Imposter Sendromu ile Nasıl Başa Çıkılır?

Birkaç strateji, sahtekârlık sendromuna karşı koymaya yardımcı olabilir. Bunlar şunları içerir:

Temsili ve çeşitlilik içeren medya kullanın.

Azınlıklar kendilerine benzeyen insanları başarılı rollerde gördüklerinde, kendilerini sahtekar gibi hissetme olasılıkları azalabilir.

Bilişsel stratejiler kullanın.

Kendinize birçok başarılı insanın sahtekar gibi hissettiğini hatırlatın. İnsanlar genellikle içsel olarak hissettiklerinden çok daha kendinden emin, “birlikte” bir görüntü sunarlar.

Özsaygınıza sürekli zarar veriyorsa sosyal medya kullanımını sınırlayın.

Sizinkine benzer deneyimleri olan bir akıl hocası bulun.

Çeşitli bir destek sistemi oluşturun.

Kendinize yakın zamandaki başarılarınızı hatırlatın. İltifatlar veya ödüllerden oluşan bir dosya tutmak yardımcı olabilir.
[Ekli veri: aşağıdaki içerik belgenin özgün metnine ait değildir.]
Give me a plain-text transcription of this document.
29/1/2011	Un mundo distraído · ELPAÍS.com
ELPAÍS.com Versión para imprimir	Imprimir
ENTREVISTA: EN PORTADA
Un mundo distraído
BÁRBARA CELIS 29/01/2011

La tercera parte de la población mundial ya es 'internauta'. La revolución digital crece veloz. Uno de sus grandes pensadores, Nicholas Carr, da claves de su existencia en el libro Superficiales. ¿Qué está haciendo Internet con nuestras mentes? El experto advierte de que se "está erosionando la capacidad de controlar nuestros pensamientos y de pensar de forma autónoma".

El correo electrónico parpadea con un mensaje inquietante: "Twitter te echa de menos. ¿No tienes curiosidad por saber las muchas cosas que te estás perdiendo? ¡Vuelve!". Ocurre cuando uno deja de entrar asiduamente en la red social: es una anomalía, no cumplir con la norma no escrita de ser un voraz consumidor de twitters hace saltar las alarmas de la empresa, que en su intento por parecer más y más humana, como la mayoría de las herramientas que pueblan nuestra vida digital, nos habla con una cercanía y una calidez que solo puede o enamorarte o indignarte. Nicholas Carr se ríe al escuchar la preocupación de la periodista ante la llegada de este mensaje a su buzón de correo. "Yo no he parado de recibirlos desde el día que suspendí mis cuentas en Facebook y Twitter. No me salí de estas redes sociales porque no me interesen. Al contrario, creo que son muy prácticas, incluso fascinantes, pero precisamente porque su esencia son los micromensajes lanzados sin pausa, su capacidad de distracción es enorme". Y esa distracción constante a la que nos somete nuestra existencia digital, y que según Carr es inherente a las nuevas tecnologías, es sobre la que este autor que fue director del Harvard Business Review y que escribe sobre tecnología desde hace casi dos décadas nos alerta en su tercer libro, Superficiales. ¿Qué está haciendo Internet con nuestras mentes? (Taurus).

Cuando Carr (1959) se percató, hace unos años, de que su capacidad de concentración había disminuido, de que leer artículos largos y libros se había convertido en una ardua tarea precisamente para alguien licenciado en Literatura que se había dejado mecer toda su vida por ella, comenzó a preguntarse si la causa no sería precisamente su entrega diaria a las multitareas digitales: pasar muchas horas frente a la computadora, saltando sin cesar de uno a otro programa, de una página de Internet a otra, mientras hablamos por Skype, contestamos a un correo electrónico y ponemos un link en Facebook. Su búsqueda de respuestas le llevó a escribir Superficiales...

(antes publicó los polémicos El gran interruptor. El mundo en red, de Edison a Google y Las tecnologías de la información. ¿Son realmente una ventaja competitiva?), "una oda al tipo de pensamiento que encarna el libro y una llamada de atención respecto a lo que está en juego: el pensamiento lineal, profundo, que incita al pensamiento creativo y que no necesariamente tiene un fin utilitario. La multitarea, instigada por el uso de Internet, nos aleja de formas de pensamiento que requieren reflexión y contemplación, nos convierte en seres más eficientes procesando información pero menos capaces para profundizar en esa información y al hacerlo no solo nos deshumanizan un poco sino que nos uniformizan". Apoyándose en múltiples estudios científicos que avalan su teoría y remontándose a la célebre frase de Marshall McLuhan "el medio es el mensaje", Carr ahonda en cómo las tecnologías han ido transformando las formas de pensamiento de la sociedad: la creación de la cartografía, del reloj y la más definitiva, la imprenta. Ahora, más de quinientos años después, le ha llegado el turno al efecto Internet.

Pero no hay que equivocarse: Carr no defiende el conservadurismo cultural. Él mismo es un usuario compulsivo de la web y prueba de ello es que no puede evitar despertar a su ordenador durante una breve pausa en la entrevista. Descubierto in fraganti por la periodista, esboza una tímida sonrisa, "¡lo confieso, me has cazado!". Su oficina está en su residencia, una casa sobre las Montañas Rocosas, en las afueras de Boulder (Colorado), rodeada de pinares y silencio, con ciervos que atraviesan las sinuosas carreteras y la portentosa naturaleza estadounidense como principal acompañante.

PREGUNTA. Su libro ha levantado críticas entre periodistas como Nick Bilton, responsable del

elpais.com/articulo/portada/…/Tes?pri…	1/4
Başarıların, bir astı rolünde başarılı olması için eğitmek veya ofiste morali iyileştirmek gibi daha ince olabileceğini de unutmayın.

Terapi, imposter sendromu ve tetiklediği acı verici duygular konusunda yardımcı olabilir.

Bir terapist ayrıca bireyin imposter sendromunun başarısını engellemesini önlemesine de yardımcı olabilir. Terapide kişi, kendini yıpratan düşünceleri düzeltmek için bilişsel-davranışsal stratejiler öğrenebilir. Geçmişlerinin, (ailesel, kültürel ve sosyal) benlik kavramlarını nasıl etkilediğini keşfedebilirler. Ya da daha iddialı olmak ve başarılarını takdir etmek için stratejiler uygulayabilirler.